Nevertheless, if applicable, what I would suggest is to try repositioning the middle fixture by cutting out a block of bone around it and then anchoring it to a prefabricated rigid splint from above and a monocortical bone plate from below.
When possible, this will usually result in a more favorable soft tissue response near the emerging abutment and better vector distribution of the forces applied during function.
For external hex implants distal angulated implants are a biomechanical advantage, and well documented. placement of angulated multiunit abutments in accord solves the prosthetic problem and reduces cantilever length.

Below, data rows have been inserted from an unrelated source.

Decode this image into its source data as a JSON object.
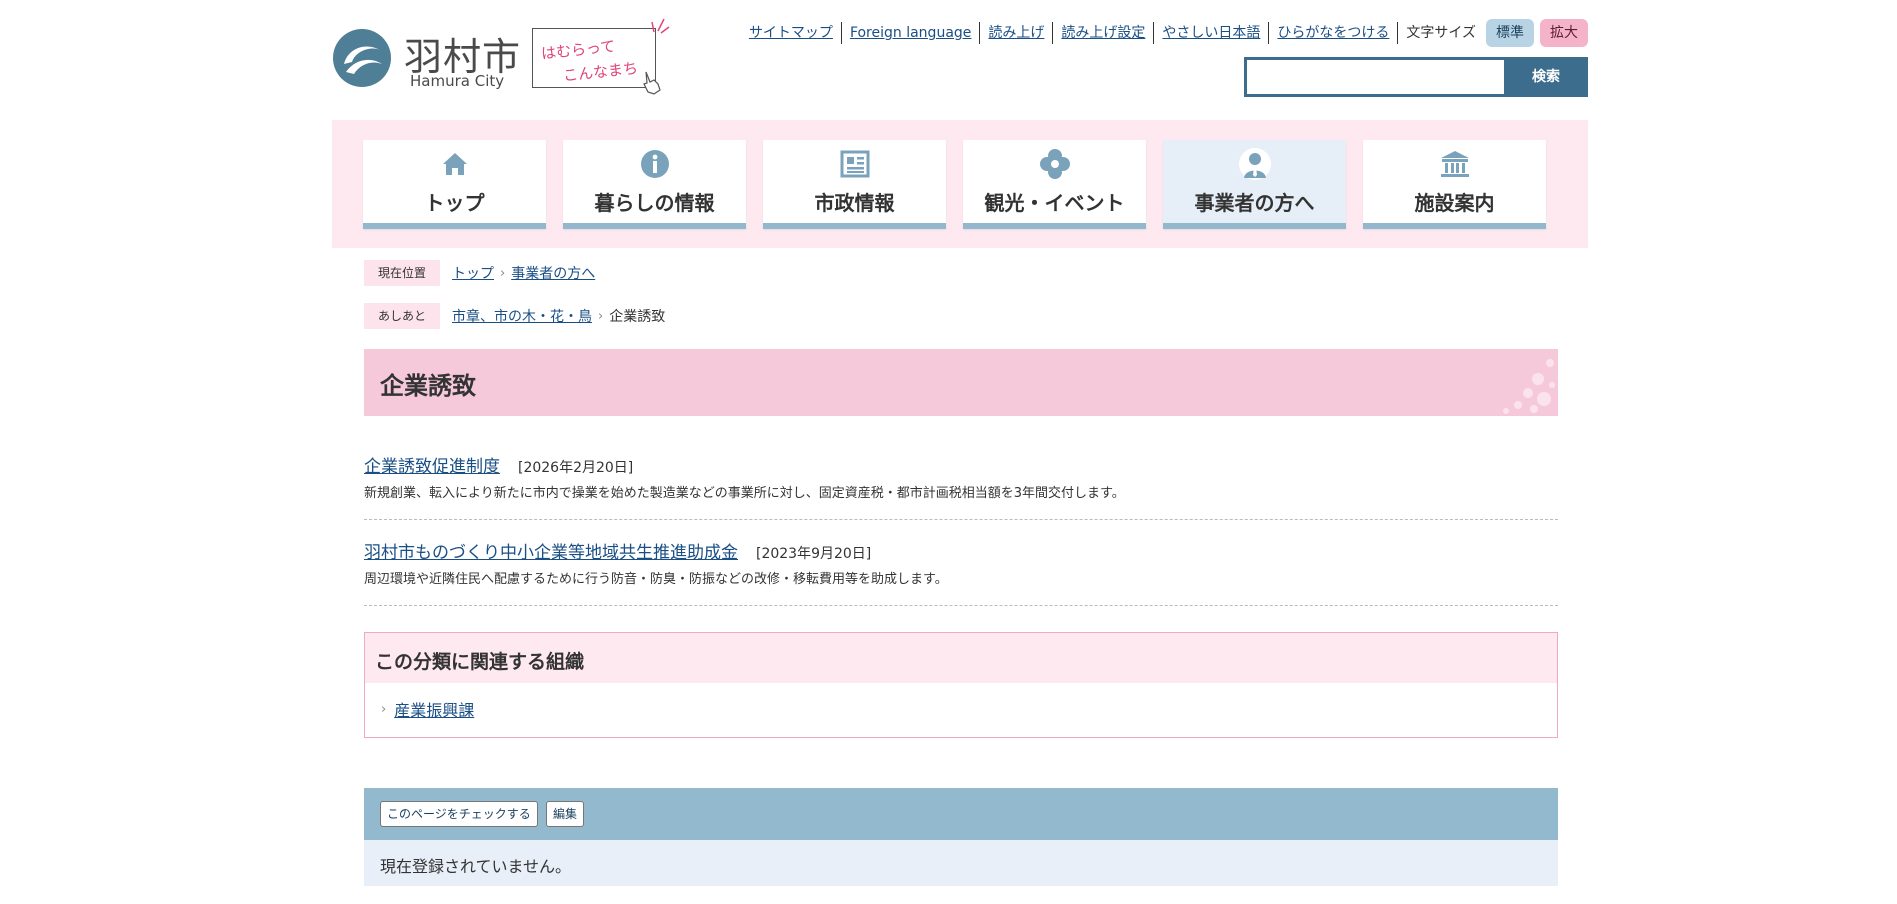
{
  "header": {
    "logo_ja": "羽村市",
    "logo_en": "Hamura City",
    "tagline_line1": "はむらって",
    "tagline_line2": "こんなまち",
    "util_links": [
      "サイトマップ",
      "Foreign language",
      "読み上げ",
      "読み上げ設定",
      "やさしい日本語",
      "ひらがなをつける"
    ],
    "font_size_label": "文字サイズ",
    "font_size_standard": "標準",
    "font_size_large": "拡大",
    "search_value": "",
    "search_button": "検索"
  },
  "gnav": {
    "items": [
      {
        "label": "トップ",
        "icon": "home-icon"
      },
      {
        "label": "暮らしの情報",
        "icon": "info-icon"
      },
      {
        "label": "市政情報",
        "icon": "newspaper-icon"
      },
      {
        "label": "観光・イベント",
        "icon": "flower-icon"
      },
      {
        "label": "事業者の方へ",
        "icon": "businessperson-icon",
        "active": true
      },
      {
        "label": "施設案内",
        "icon": "building-icon"
      }
    ]
  },
  "breadcrumb": {
    "current_label": "現在位置",
    "current_path": [
      "トップ",
      "事業者の方へ"
    ],
    "history_label": "あしあと",
    "history_path": [
      "市章、市の木・花・鳥"
    ],
    "history_current": "企業誘致"
  },
  "page": {
    "title": "企業誘致"
  },
  "entries": [
    {
      "title": "企業誘致促進制度",
      "date": "[2026年2月20日]",
      "description": "新規創業、転入により新たに市内で操業を始めた製造業などの事業所に対し、固定資産税・都市計画税相当額を3年間交付します。"
    },
    {
      "title": "羽村市ものづくり中小企業等地域共生推進助成金",
      "date": "[2023年9月20日]",
      "description": "周辺環境や近隣住民へ配慮するために行う防音・防臭・防振などの改修・移転費用等を助成します。"
    }
  ],
  "related": {
    "heading": "この分類に関連する組織",
    "items": [
      "産業振興課"
    ]
  },
  "check": {
    "check_button": "このページをチェックする",
    "edit_button": "編集",
    "message": "現在登録されていません。"
  },
  "colors": {
    "accent_pink": "#f6c9da",
    "nav_bg": "#fde9ef",
    "nav_underline": "#91b8cc",
    "search_blue": "#3c6d8d",
    "link": "#1a4f85"
  }
}
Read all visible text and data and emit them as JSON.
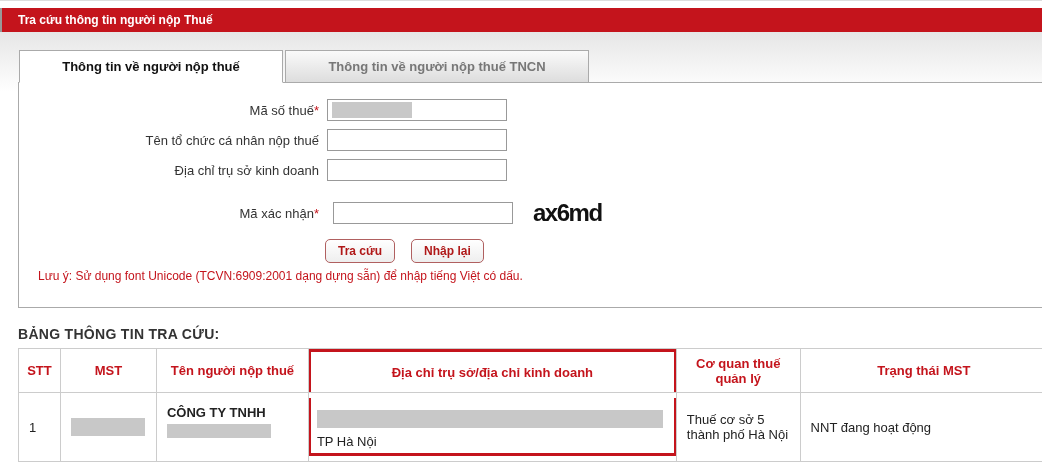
{
  "title": "Tra cứu thông tin người nộp Thuế",
  "tabs": [
    {
      "label": "Thông tin về người nộp thuế",
      "selected": true
    },
    {
      "label": "Thông tin về người nộp thuế TNCN",
      "selected": false
    }
  ],
  "required_mark": "*",
  "fields": [
    {
      "label": "Mã số thuế",
      "required": true,
      "redacted": true,
      "kind": "text"
    },
    {
      "label": "Tên tổ chức cá nhân nộp thuế",
      "required": false,
      "redacted": false,
      "kind": "text"
    },
    {
      "label": "Địa chỉ trụ sở kinh doanh",
      "required": false,
      "redacted": false,
      "kind": "text"
    },
    {
      "label": "Mã xác nhận",
      "required": true,
      "redacted": false,
      "kind": "captcha",
      "captcha": "ax6md"
    }
  ],
  "buttons": [
    "Tra cứu",
    "Nhập lại"
  ],
  "note": "Lưu ý: Sử dụng font Unicode (TCVN:6909:2001 dạng dựng sẵn) để nhập tiếng Việt có dấu.",
  "table": {
    "title": "BẢNG THÔNG TIN TRA CỨU:",
    "columns": [
      {
        "label": "STT",
        "highlighted": false
      },
      {
        "label": "MST",
        "highlighted": false
      },
      {
        "label": "Tên người nộp thuế",
        "highlighted": false
      },
      {
        "label": "Địa chỉ trụ sở/địa chỉ kinh doanh",
        "highlighted": true
      },
      {
        "label": "Cơ quan thuế quản lý",
        "highlighted": false
      },
      {
        "label": "Trạng thái MST",
        "highlighted": false
      }
    ],
    "rows": [
      {
        "cells": [
          {
            "text": "1",
            "redacted_before": false,
            "redacted_after": false
          },
          {
            "redacted_before": true,
            "redacted_after": false
          },
          {
            "text": "CÔNG TY TNHH",
            "redacted_before": false,
            "redacted_after": true
          },
          {
            "text": "TP Hà Nội",
            "redacted_before": true,
            "redacted_after": false
          },
          {
            "text": "Thuế cơ sở 5 thành phố Hà Nội",
            "redacted_before": false,
            "redacted_after": false
          },
          {
            "text": "NNT đang hoạt động",
            "redacted_before": false,
            "redacted_after": false
          }
        ]
      }
    ]
  }
}
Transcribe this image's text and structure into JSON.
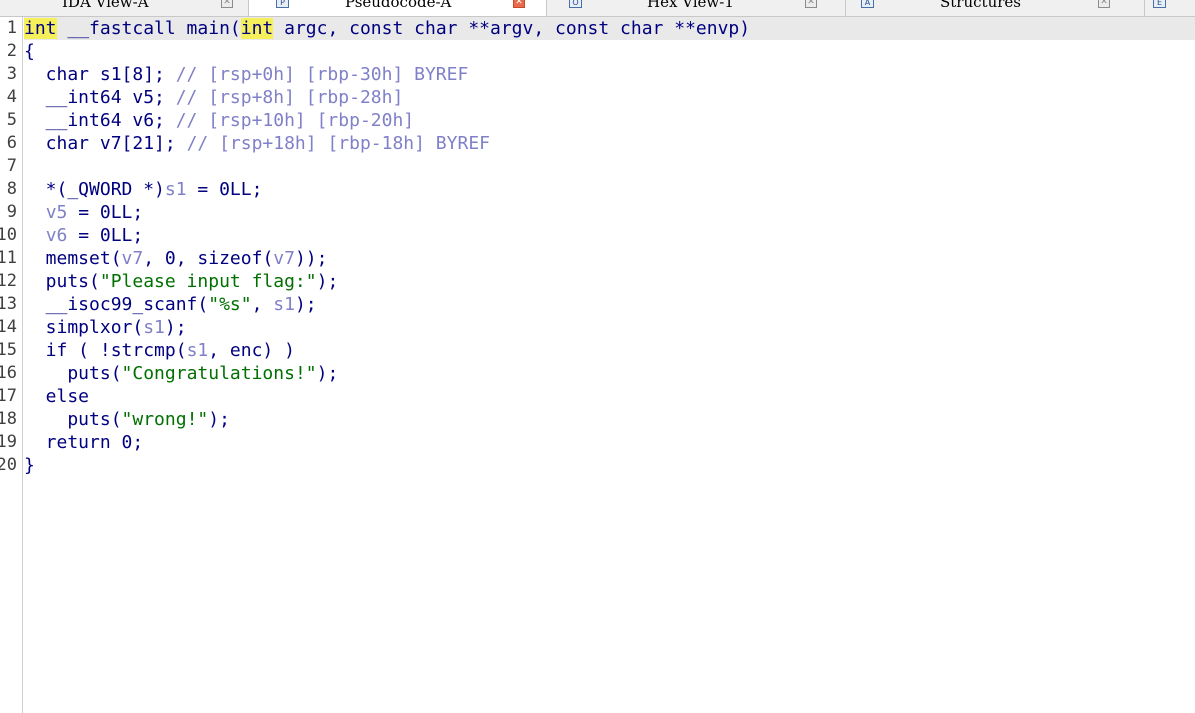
{
  "tabs": [
    {
      "label": "IDA View-A",
      "active": false
    },
    {
      "label": "Pseudocode-A",
      "active": true
    },
    {
      "label": "Hex View-1",
      "active": false
    },
    {
      "label": "Structures",
      "active": false
    }
  ],
  "tab_icons": {
    "pseudocode": "P",
    "hex": "O",
    "structures": "A",
    "enums": "E"
  },
  "colors": {
    "keyword": "#000080",
    "variable": "#8080c8",
    "string": "#007000",
    "highlight": "#f5f05a"
  },
  "line_numbers": [
    "1",
    "2",
    "3",
    "4",
    "5",
    "6",
    "7",
    "8",
    "9",
    "10",
    "11",
    "12",
    "13",
    "14",
    "15",
    "16",
    "17",
    "18",
    "19",
    "20"
  ],
  "code": {
    "l1": {
      "a": "int",
      "b": " __fastcall main(",
      "c": "int",
      "d": " argc, const char **argv, const char **envp)"
    },
    "l2": {
      "a": "{"
    },
    "l3": {
      "a": "  char s1[8]; ",
      "b": "// [rsp+0h] [rbp-30h] BYREF"
    },
    "l4": {
      "a": "  __int64 v5; ",
      "b": "// [rsp+8h] [rbp-28h]"
    },
    "l5": {
      "a": "  __int64 v6; ",
      "b": "// [rsp+10h] [rbp-20h]"
    },
    "l6": {
      "a": "  char v7[21]; ",
      "b": "// [rsp+18h] [rbp-18h] BYREF"
    },
    "l7": {
      "a": ""
    },
    "l8": {
      "a": "  *(_QWORD *)",
      "b": "s1",
      "c": " = 0LL;"
    },
    "l9": {
      "a": "  ",
      "b": "v5",
      "c": " = 0LL;"
    },
    "l10": {
      "a": "  ",
      "b": "v6",
      "c": " = 0LL;"
    },
    "l11": {
      "a": "  memset(",
      "b": "v7",
      "c": ", 0, sizeof(",
      "d": "v7",
      "e": "));"
    },
    "l12": {
      "a": "  puts(",
      "b": "\"Please input flag:\"",
      "c": ");"
    },
    "l13": {
      "a": "  __isoc99_scanf(",
      "b": "\"%s\"",
      "c": ", ",
      "d": "s1",
      "e": ");"
    },
    "l14": {
      "a": "  simplxor(",
      "b": "s1",
      "c": ");"
    },
    "l15": {
      "a": "  if ( !strcmp(",
      "b": "s1",
      "c": ", enc) )"
    },
    "l16": {
      "a": "    puts(",
      "b": "\"Congratulations!\"",
      "c": ");"
    },
    "l17": {
      "a": "  else"
    },
    "l18": {
      "a": "    puts(",
      "b": "\"wrong!\"",
      "c": ");"
    },
    "l19": {
      "a": "  return 0;"
    },
    "l20": {
      "a": "}"
    }
  }
}
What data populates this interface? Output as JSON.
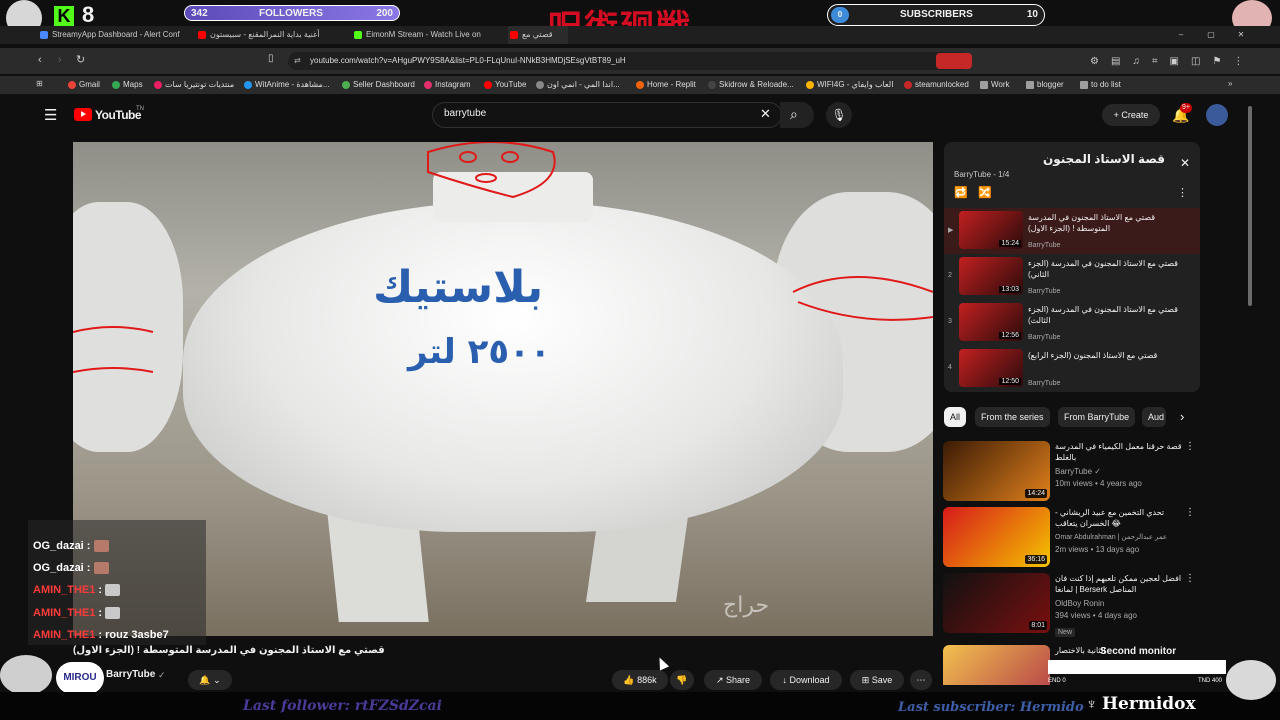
{
  "overlay": {
    "kick_count": "8",
    "followers_label": "FOLLOWERS",
    "followers_current": "342",
    "followers_goal": "200",
    "subs_label": "SUBSCRIBERS",
    "subs_current": "0",
    "subs_goal": "10",
    "title_logo": "呪術廻戦",
    "last_follower": "Last follower: rtFZSdZcai",
    "last_subscriber": "Last subscriber: Hermido",
    "streamer_handle": "Hermidox",
    "second_monitor": "Second monitor",
    "end_label": "END 0",
    "tnd_label": "TND 400",
    "chat_avatar_label": "MIROU"
  },
  "tabs": [
    {
      "label": "StreamyApp Dashboard - Alert Conf",
      "color": "#4a88ff"
    },
    {
      "label": "أغنية بداية النمرالمقنع - سبيستون",
      "color": "#ff0000"
    },
    {
      "label": "EimonM Stream - Watch Live on",
      "color": "#53fc18"
    },
    {
      "label": "قصتي مع",
      "color": "#ff0000"
    }
  ],
  "address": {
    "url": "youtube.com/watch?v=AHguPWY9S8A&list=PL0-FLqUnuI-NNkB3HMDjSEsgVtBT89_uH"
  },
  "bookmarks": [
    {
      "label": "Gmail",
      "color": "#ea4335"
    },
    {
      "label": "Maps",
      "color": "#34a853"
    },
    {
      "label": "منتديات تونتيريا سات",
      "color": "#e91e63"
    },
    {
      "label": "WitAnime - مشاهدة...",
      "color": "#2196f3"
    },
    {
      "label": "Seller Dashboard",
      "color": "#4caf50"
    },
    {
      "label": "Instagram",
      "color": "#e1306c"
    },
    {
      "label": "YouTube",
      "color": "#ff0000"
    },
    {
      "label": "اندا المي - انمي اون...",
      "color": "#888888"
    },
    {
      "label": "Home - Replit",
      "color": "#f26207"
    },
    {
      "label": "Skidrow & Reloade...",
      "color": "#444444"
    },
    {
      "label": "WIFI4G - العاب وايفاي",
      "color": "#ffb300"
    },
    {
      "label": "steamunlocked",
      "color": "#c62828"
    },
    {
      "label": "Work",
      "color": "#9e9e9e"
    },
    {
      "label": "blogger",
      "color": "#9e9e9e"
    },
    {
      "label": "to do list",
      "color": "#9e9e9e"
    }
  ],
  "youtube": {
    "logo": "YouTube",
    "logo_region": "TN",
    "search_value": "barrytube",
    "create_label": "Create",
    "notif_count": "9+"
  },
  "video": {
    "tank_text_top": "بلاستيك",
    "tank_text_bottom": "٢٥٠٠ لتر",
    "watermark": "حراج",
    "title": "قصتي مع الاستاذ المجنون في المدرسة المتوسطة ! (الجزء الاول)",
    "channel": "BarryTube",
    "likes": "886k",
    "share_label": "Share",
    "download_label": "Download",
    "save_label": "Save"
  },
  "playlist": {
    "title": "قصة الاستاذ المجنون",
    "meta": "BarryTube - 1/4",
    "items": [
      {
        "num": "▶",
        "title": "قصتي مع الاستاذ المجنون في المدرسة المتوسطة ! (الجزء الاول)",
        "channel": "BarryTube",
        "duration": "15:24"
      },
      {
        "num": "2",
        "title": "قصتي مع الاستاذ المجنون في المدرسة (الجزء الثاني)",
        "channel": "BarryTube",
        "duration": "13:03"
      },
      {
        "num": "3",
        "title": "قصتي مع الاستاذ المجنون في المدرسة (الجزء الثالث)",
        "channel": "BarryTube",
        "duration": "12:56"
      },
      {
        "num": "4",
        "title": "قصتي مع الاستاذ المجنون (الجزء الرابع)",
        "channel": "BarryTube",
        "duration": "12:50"
      }
    ]
  },
  "chips": [
    "All",
    "From the series",
    "From BarryTube",
    "Aud"
  ],
  "recommendations": [
    {
      "title": "قصة حرقنا معمل الكيمياء في المدرسة بالغلط",
      "channel": "BarryTube ✓",
      "meta": "10m views • 4 years ago",
      "duration": "14:24",
      "c1": "#3b1b05",
      "c2": "#e0801c"
    },
    {
      "title": "تحدي التخمين مع عبيد الريشاني - الخسران يتعاقب 😂",
      "channel": "Omar Abdulrahman | عمر عبدالرحمن",
      "meta": "2m views • 13 days ago",
      "duration": "36:16",
      "c1": "#d61a1a",
      "c2": "#f5c400"
    },
    {
      "title": "افضل لعجين ممكن تلعبهم إذا كنت فان لمانغا | Berserk المناصل",
      "channel": "OldBoy Ronin",
      "meta": "394 views • 4 days ago",
      "duration": "8:01",
      "badge": "New",
      "c1": "#111111",
      "c2": "#7a0f0f"
    },
    {
      "title": "الثانية بالاختصار",
      "channel": "",
      "meta": "",
      "duration": "",
      "c1": "#f2c14e",
      "c2": "#b23a48"
    }
  ],
  "chat": [
    {
      "user": "OG_dazai",
      "msg": "",
      "color": "#ffffff",
      "emote": true
    },
    {
      "user": "OG_dazai",
      "msg": "",
      "color": "#ffffff",
      "emote": true
    },
    {
      "user": "AMIN_THE1",
      "msg": "",
      "color": "#ff3b3b",
      "emote": true
    },
    {
      "user": "AMIN_THE1",
      "msg": "",
      "color": "#ff3b3b",
      "emote": true
    },
    {
      "user": "AMIN_THE1",
      "msg": "rouz 3asbe7",
      "color": "#ff3b3b",
      "emote": false
    }
  ]
}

Although I prefer angulation in from buccal to lingual direction as not to invade the lingual clearance, in case of thin remanent bone I like to only angulate mesio-distally and not bucco-distally.
The posterior angled implants are easy to deal with. Simply use pickup impression copings so draw is not an issue. Use either a multiunit type of abutment or wax the framework to the implant aka the “UCLA” style. Also, the hybrid prosthesis should be screw retained since access hole orientation and position are no big deal. The toughy is the anterior implant. Implants positioned too far lingual impinge on the lingual frenum and salivary gland ducts and can cause difficulty with hygiene. If the implant is too poorly positioned, simply put it to sleep with a cover screw and retain the hybrid with 4 implants. If the A-P spread is reasonable, and the opposing arch is a complete denture, then there should not be unreasonable forces on the retaining screws. I am a big fan of the kiss principle and there is no reason to get too technical with a simple case like this where only one implant is technically “poorly positioned” that could cause soft tissue problems.
it is a excellent topic on the
position and angulation of implant posted by michael johnson.